Saturday, May 13, 2006

NSA: SOME COMMON SENSE

Andrew McCarthy, over at the National Review, is asking some very relevant questions of members of Congress, especially of those acting like their water just broke:

  • Do you maintain databases of American citizens for fundraising purposes?
  • Do those databases contain names, addresses, telephone numbers, e-mail addresses, and other identifying information?
  • Do the databases contain information about the interests of the citizens who have been entered into them? About candidates or causes to which they have previously donated money?
  • Are those databases searchable? If so, what search criteria do you use to divide these American citizens into various categories?
  • Do you do targeted mailings for purposes of raising funds or pushing particular issues?
  • When you target, how do you know whom to target? That is, what kind of information do you maintain in your databases to guide you about which potential donors or voters might be fruitful to tap on which particular issues?
  • Do you trade information about American citizens with other politicians and organizations in the expectation that they might reciprocate and you all might mutually exploit the benefits?
Heather MacDonald writes on the contrast between the civil liberties hand-wringing and the real scope of NSA data mining in the Weekly Standard:
Only a paranoid solipsist could feel threatened by the recently revealed calling analysis program. Since late 2001, Verizon, BellSouth, and ATT have connected nearly two trillion calls, according to the Washington Post. The companies gave NSA the incoming and outgoing numbers of those calls, stripped of all identifying information such as name or address. No conversational content was included. The NSA then put its supercharged computers to work analyzing patterns among the four trillion numbers involved in the two trillion calls, to look for clusters that might suggest terrorist connections. Though the details are unknown, they might search for calls to known terrorists, or, more speculatively, try to elicit templates of terror calling behavior from the data.

As a practical matter, no one's privacy is violated by such analysis. Memo to privacy nuts: The computer does not have a clue that you exist; it does not know what it is churning through; your phone number is meaningless to it. The press loves to stress the astounding volume of data that data mining can consume--the Washington Post's lead on May 12 warned that the administration had been "secretly . . . assembling gargantuan databases." But it is precisely the size of that data store that renders the image of individualized snooping so absurd.
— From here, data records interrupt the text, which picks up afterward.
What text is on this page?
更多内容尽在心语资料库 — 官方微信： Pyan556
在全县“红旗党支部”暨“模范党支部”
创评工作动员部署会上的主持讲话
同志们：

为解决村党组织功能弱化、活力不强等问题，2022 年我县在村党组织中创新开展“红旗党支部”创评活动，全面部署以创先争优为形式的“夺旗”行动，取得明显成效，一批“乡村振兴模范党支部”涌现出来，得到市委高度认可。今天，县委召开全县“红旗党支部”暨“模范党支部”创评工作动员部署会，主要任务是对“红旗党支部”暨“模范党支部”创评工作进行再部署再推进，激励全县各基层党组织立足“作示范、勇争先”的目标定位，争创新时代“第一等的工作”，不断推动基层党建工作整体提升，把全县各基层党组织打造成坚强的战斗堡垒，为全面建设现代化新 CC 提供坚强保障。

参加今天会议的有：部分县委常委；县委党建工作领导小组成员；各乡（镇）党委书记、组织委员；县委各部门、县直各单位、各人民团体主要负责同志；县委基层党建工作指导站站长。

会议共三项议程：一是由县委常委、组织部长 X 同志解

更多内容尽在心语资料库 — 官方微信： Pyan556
True, the government can de-anonymize the data if connections to terror suspects emerge, and it is not known what threshold of proof the government uses to put a name to critical phone numbers. But until that point is reached, your privacy is at greater risk from the Goodyear blimp at a Stones concert than from the NSA's supercomputers churning through trillions of zeros and ones representing disembodied phone numbers.
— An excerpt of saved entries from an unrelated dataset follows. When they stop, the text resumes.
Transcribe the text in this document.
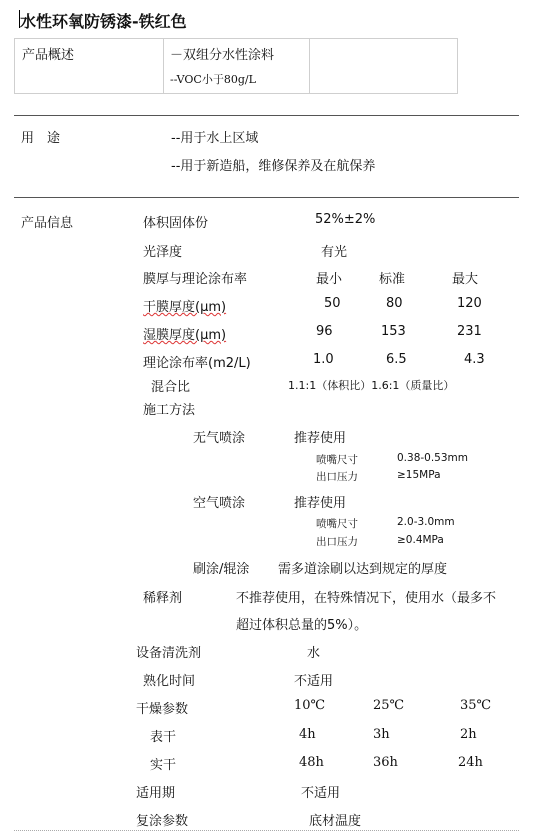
水性环氧防锈漆-铁红色
产品概述	－双组分水性涂料
--VOC小于80g/L
用　途	--用于水上区域
--用于新造船，维修保养及在航保养
产品信息	体积固体份	52%±2%
光泽度	有光
膜厚与理论涂布率	最小	标准	最大
干膜厚度(µm)	50	80	120
湿膜厚度(µm)	96	153	231
理论涂布率(m2/L)	1.0	6.5	4.3
混合比	1.1:1（体积比）1.6:1（质量比）
施工方法
无气喷涂	推荐使用
喷嘴尺寸	0.38-0.53mm
出口压力	≥15MPa
空气喷涂	推荐使用
喷嘴尺寸	2.0-3.0mm
出口压力	≥0.4MPa
刷涂/辊涂 需多道涂刷以达到规定的厚度
稀释剂	不推荐使用，在特殊情况下，使用水（最多不
超过体积总量的5%）。
设备清洗剂	水
熟化时间	不适用
干燥参数	10℃	25℃	35℃
表干	4h	3h	2h
实干	48h	36h	24h
适用期	不适用
复涂参数	底材温度
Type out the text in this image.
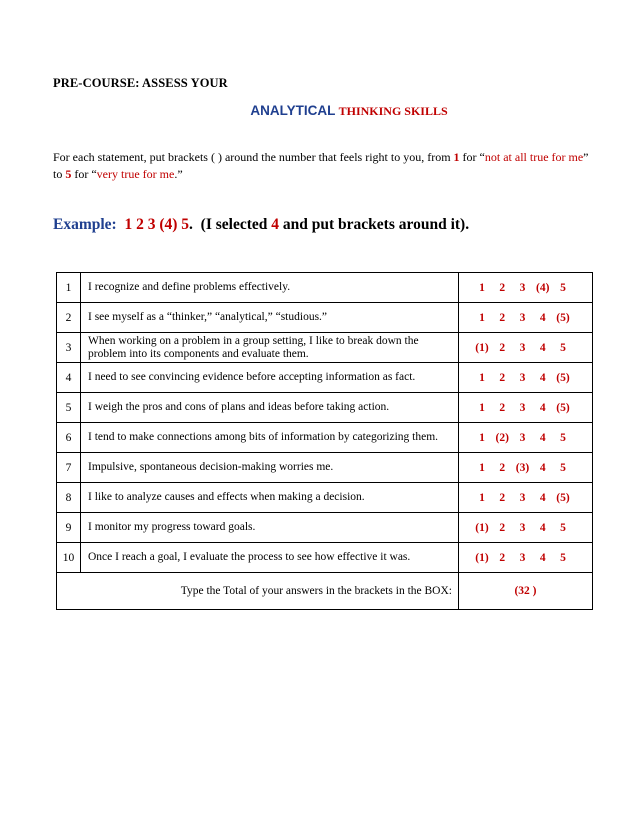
PRE-COURSE: ASSESS YOUR
ANALYTICAL THINKING SKILLS
For each statement, put brackets ( ) around the number that feels right to you, from 1 for “not at all true for me” to 5 for “very true for me.”
Example: 1 2 3 (4) 5. (I selected 4 and put brackets around it).
1	I recognize and define problems effectively.	1 2 3 (4) 5

2	I see myself as a “thinker,” “analytical,” “studious.”	1 2 3 4 (5)

3	When working on a problem in a group setting, I like to break down the problem into its components and evaluate them.	(1) 2 3 4 5

4	I need to see convincing evidence before accepting information as fact.	1 2 3 4 (5)

5	I weigh the pros and cons of plans and ideas before taking action.	1 2 3 4 (5)

6	I tend to make connections among bits of information by categorizing them.	1 (2) 3 4 5

7	Impulsive, spontaneous decision-making worries me.	1 2 (3) 4 5

8	I like to analyze causes and effects when making a decision.	1 2 3 4 (5)

9	I monitor my progress toward goals.	(1) 2 3 4 5

10	Once I reach a goal, I evaluate the process to see how effective it was.	(1) 2 3 4 5

Type the Total of your answers in the brackets in the BOX:		(32 )
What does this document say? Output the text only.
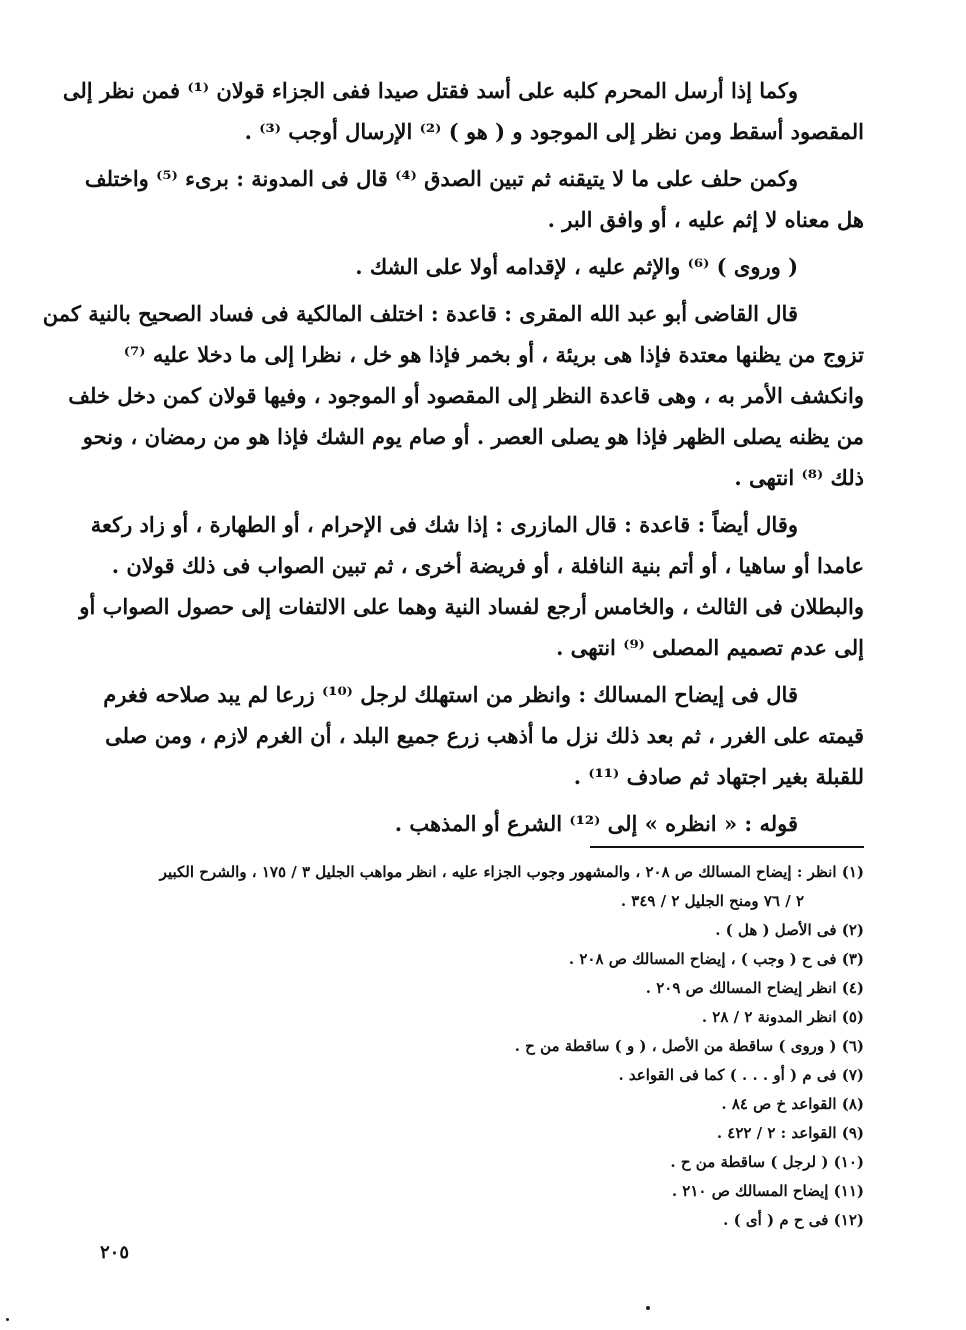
وكما إذا أرسل المحرم كلبه على أسد فقتل صيدا ففى الجزاء قولان ⁽¹⁾ فمن نظر إلى
المقصود أسقط ومن نظر إلى الموجود و ( هو ) ⁽²⁾ الإرسال أوجب ⁽³⁾ .

وكمن حلف على ما لا يتيقنه ثم تبين الصدق ⁽⁴⁾ قال فى المدونة : برىء ⁽⁵⁾ واختلف
هل معناه لا إثم عليه ، أو وافق البر .

( وروى ) ⁽⁶⁾ والإثم عليه ، لإقدامه أولا على الشك .

قال القاضى أبو عبد الله المقرى : قاعدة : اختلف المالكية فى فساد الصحيح بالنية كمن
تزوج من يظنها معتدة فإذا هى بريئة ، أو بخمر فإذا هو خل ، نظرا إلى ما دخلا عليه ⁽⁷⁾
وانكشف الأمر به ، وهى قاعدة النظر إلى المقصود أو الموجود ، وفيها قولان كمن دخل خلف
من يظنه يصلى الظهر فإذا هو يصلى العصر . أو صام يوم الشك فإذا هو من رمضان ، ونحو
ذلك ⁽⁸⁾ انتهى .

وقال أيضاً : قاعدة : قال المازرى : إذا شك فى الإحرام ، أو الطهارة ، أو زاد ركعة
عامدا أو ساهيا ، أو أتم بنية النافلة ، أو فريضة أخرى ، ثم تبين الصواب فى ذلك قولان .
والبطلان فى الثالث ، والخامس أرجع لفساد النية وهما على الالتفات إلى حصول الصواب أو
إلى عدم تصميم المصلى ⁽⁹⁾ انتهى .

قال فى إيضاح المسالك : وانظر من استهلك لرجل ⁽¹⁰⁾ زرعا لم يبد صلاحه فغرم
قيمته على الغرر ، ثم بعد ذلك نزل ما أذهب زرع جميع البلد ، أن الغرم لازم ، ومن صلى
للقبلة بغير اجتهاد ثم صادف ⁽¹¹⁾ .

قوله : « انظره » إلى ⁽¹²⁾ الشرع أو المذهب .

(١) انظر : إيضاح المسالك ص ٢٠٨ ، والمشهور وجوب الجزاء عليه ، انظر مواهب الجليل ٣ / ١٧٥ ، والشرح الكبير
٢ / ٧٦ ومنح الجليل ٢ / ٣٤٩ .
(٢) فى الأصل ( هل ) .
(٣) فى ح ( وجب ) ، إيضاح المسالك ص ٢٠٨ .
(٤) انظر إيضاح المسالك ص ٢٠٩ .
(٥) انظر المدونة ٢ / ٢٨ .
(٦) ( وروى ) ساقطة من الأصل ، ( و ) ساقطة من ح .
(٧) فى م ( أو . . . ) كما فى القواعد .
(٨) القواعد خ ص ٨٤ .
(٩) القواعد : ٢ / ٤٢٢ .
(١٠) ( لرجل ) ساقطة من ح .
(١١) إيضاح المسالك ص ٢١٠ .
(١٢) فى ح م ( أى ) .
٢٠٥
And even after that point is reached, the notion that 280 million Americans who have not been communicating with al Qaeda are at risk from this quadrillion-bit program is absurd. What exactly are the privacy advocates worried about? That an NSA agent will search the phone records of his ex-wife or of themselves? This quaint scenario completely misunderstands the scale of, and bureaucratic checks on, such data analysis programs.